Limitations and opportunities for the future

This study has presented some limitations concerning different aspects. Considering the demographic information of the respondents, we were not able to collect answers in all Brazilian states, and also some regions had low participation, which prevented us to present possible correlations between the user types and demographic characteristics. Considering the age of the respondents, most of them were older than 20 years, therefore, the results here presented might not be applicable to children and teenagers. We analyzed the psychometric properties of the Hexad scale translated to Brazilian Portuguese, however, other countries also have Portuguese as the official language (e.g. Portugal, Angola, Mozambique), and the instrument used in this study might not be the most suitable to be used in these countries.

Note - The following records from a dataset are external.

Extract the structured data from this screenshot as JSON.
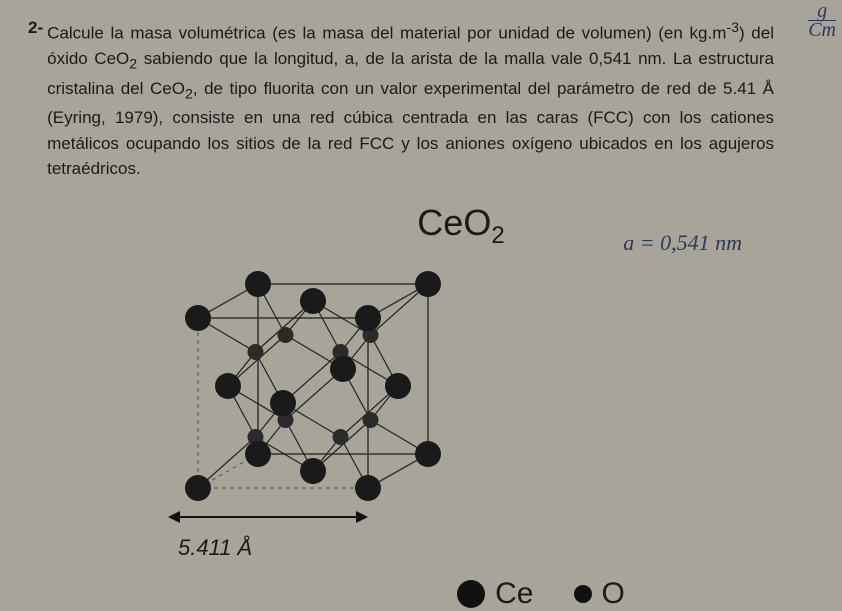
{
  "question": {
    "number": "2-",
    "text_l1": "Calcule la masa volumétrica (es la masa del material por unidad de volumen) (en kg.m",
    "exp": "-3",
    "text_l1b": ")",
    "text_l2": "del óxido CeO",
    "sub1": "2",
    "text_l2b": " sabiendo que la longitud, a, de la arista de la malla vale 0,541 nm. La estructura cristalina del CeO",
    "sub2": "2",
    "text_l2c": ", de tipo fluorita con un valor experimental del parámetro de red de 5.41 Å (Eyring, 1979), consiste en una red cúbica centrada en las caras (FCC) con los cationes metálicos ocupando los sitios de la red FCC y los aniones oxígeno ubicados en los agujeros tetraédricos."
  },
  "diagram": {
    "title": "CeO",
    "title_sub": "2",
    "lattice_param_label": "5.411 Å",
    "legend_ce": "Ce",
    "legend_o": "O",
    "colors": {
      "atom_ce": "#1a1a1a",
      "atom_o": "#2a2a2a",
      "bond": "#222",
      "cube_edge": "#333",
      "cube_hidden": "#555"
    },
    "ce_radius": 13,
    "o_radius": 8,
    "cube_size": 210
  },
  "handwriting": {
    "top_right_num": "g",
    "top_right_den": "Cm",
    "mid_right": "a = 0,541 nm"
  }
}
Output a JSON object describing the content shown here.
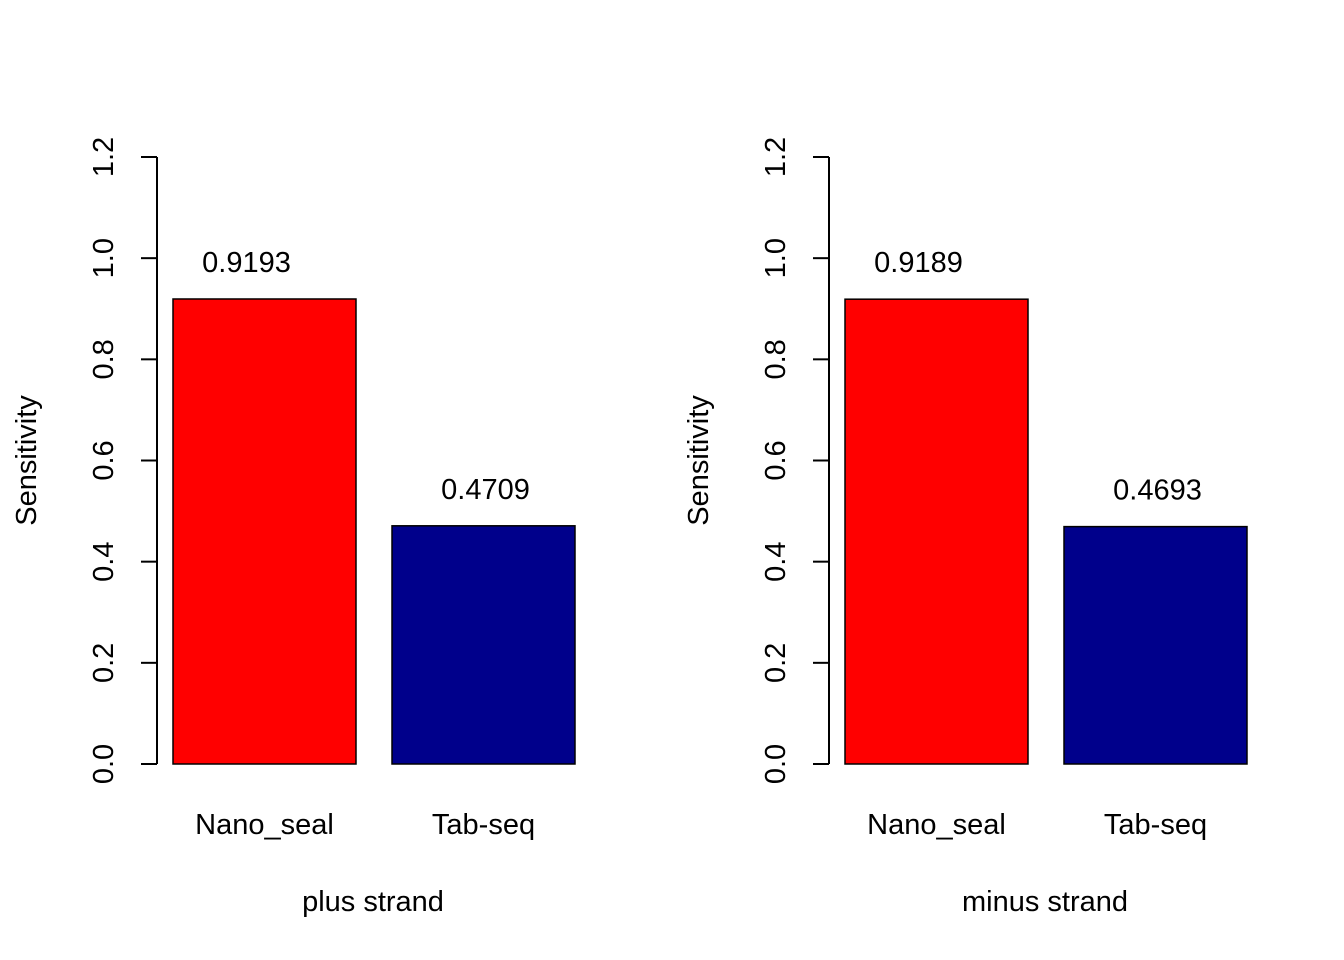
{
  "chart_data": [
    {
      "type": "bar",
      "categories": [
        "Nano_seal",
        "Tab-seq"
      ],
      "values": [
        0.9193,
        0.4709
      ],
      "data_labels": [
        "0.9193",
        "0.4709"
      ],
      "colors": [
        "#ff0000",
        "#00008b"
      ],
      "title": "",
      "xlabel": "plus strand",
      "ylabel": "Sensitivity",
      "ylim": [
        0,
        1.2
      ],
      "yticks": [
        "0.0",
        "0.2",
        "0.4",
        "0.6",
        "0.8",
        "1.0",
        "1.2"
      ],
      "grid": false,
      "legend": "none"
    },
    {
      "type": "bar",
      "categories": [
        "Nano_seal",
        "Tab-seq"
      ],
      "values": [
        0.9189,
        0.4693
      ],
      "data_labels": [
        "0.9189",
        "0.4693"
      ],
      "colors": [
        "#ff0000",
        "#00008b"
      ],
      "title": "",
      "xlabel": "minus strand",
      "ylabel": "Sensitivity",
      "ylim": [
        0,
        1.2
      ],
      "yticks": [
        "0.0",
        "0.2",
        "0.4",
        "0.6",
        "0.8",
        "1.0",
        "1.2"
      ],
      "grid": false,
      "legend": "none"
    }
  ]
}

Based on these limitations, we propose some studies that can be carried out in the future. (i) Following other studies that tried to validate the scale for young people16,17, we propose future studies specifically to analyze the psychometric properties the Brazilian Portuguese scale for adolescents. This validation with younger people can help designers to personalize gamified settings specifically developed for them (e.g. educational gamified environments for adolescents). (ii) Since there were items that did not reach the expected factor loading values in this study, future studies can propose new translations for them as well as new items to measure the Disruptor and Free Spirit sub-scale. These improvements can increase the reliability in these sub-scales and also the power of these items in the measurement of the Hexad user types. (iii) Finally, considering that the countries that have Portuguese as the official language present cultural differences and also some differences in the language itself, future studies can adapt the Brazilian Portuguese scale to other Portuguese-speaking countries, making possible the use of the scale in more locations.

Conclusion

Having models that identify the user types in gamified settings is a current challenge. Although there is already a scale to measure the users’ profile considering gamification aspects (i.e., Hexad), this has not yet been validated in several widely spoken languages (e.g., Brazilian Portuguese), failing to benefit a large number of researchers and practitioners. In this study, we analyzed the psychometric properties of the Hexad scale in Brazilian Portuguese. Our results demonstrated that the Brazilian Portuguese version has good internal reliability, CFA values acceptable or near to the acceptable (needing special attention the Disruptor sub-scale), and that there were overlaps between the user types. These overlaps between the user types as well as the statistical results when modeling the CFA with correlated factors indicate that the best way to conduct CFA of the Hexad scale in the future is considering the Hexad as an oblique model. The study results indicated that the model is close to complete validation, but some items still need to be improved. As future studies, we intend to analyze and adapt the items that presented a low factor loading and then replicate the study with new participants. We also aim to adapt and analyze the psychometric properties of the scale in Portuguese from other Portuguese-speaking countries. Other studies improving the scale could help a considerable number of researchers that conduct studies with Brazilian respondents. Having a validated Hexad scale in Brazilian Portuguese can represent a significant advance in identifying the profile of the users and, consequently, in the personalization of several types of gamified systems.

Ethical statements

This study has been performed in accordance to the Brazilian National Health Council resolution number 510 published on April 7th, 2016, and with the relevant guidelines and regulations set by the Universities involved. Informed consent for participation was obtained from all participants.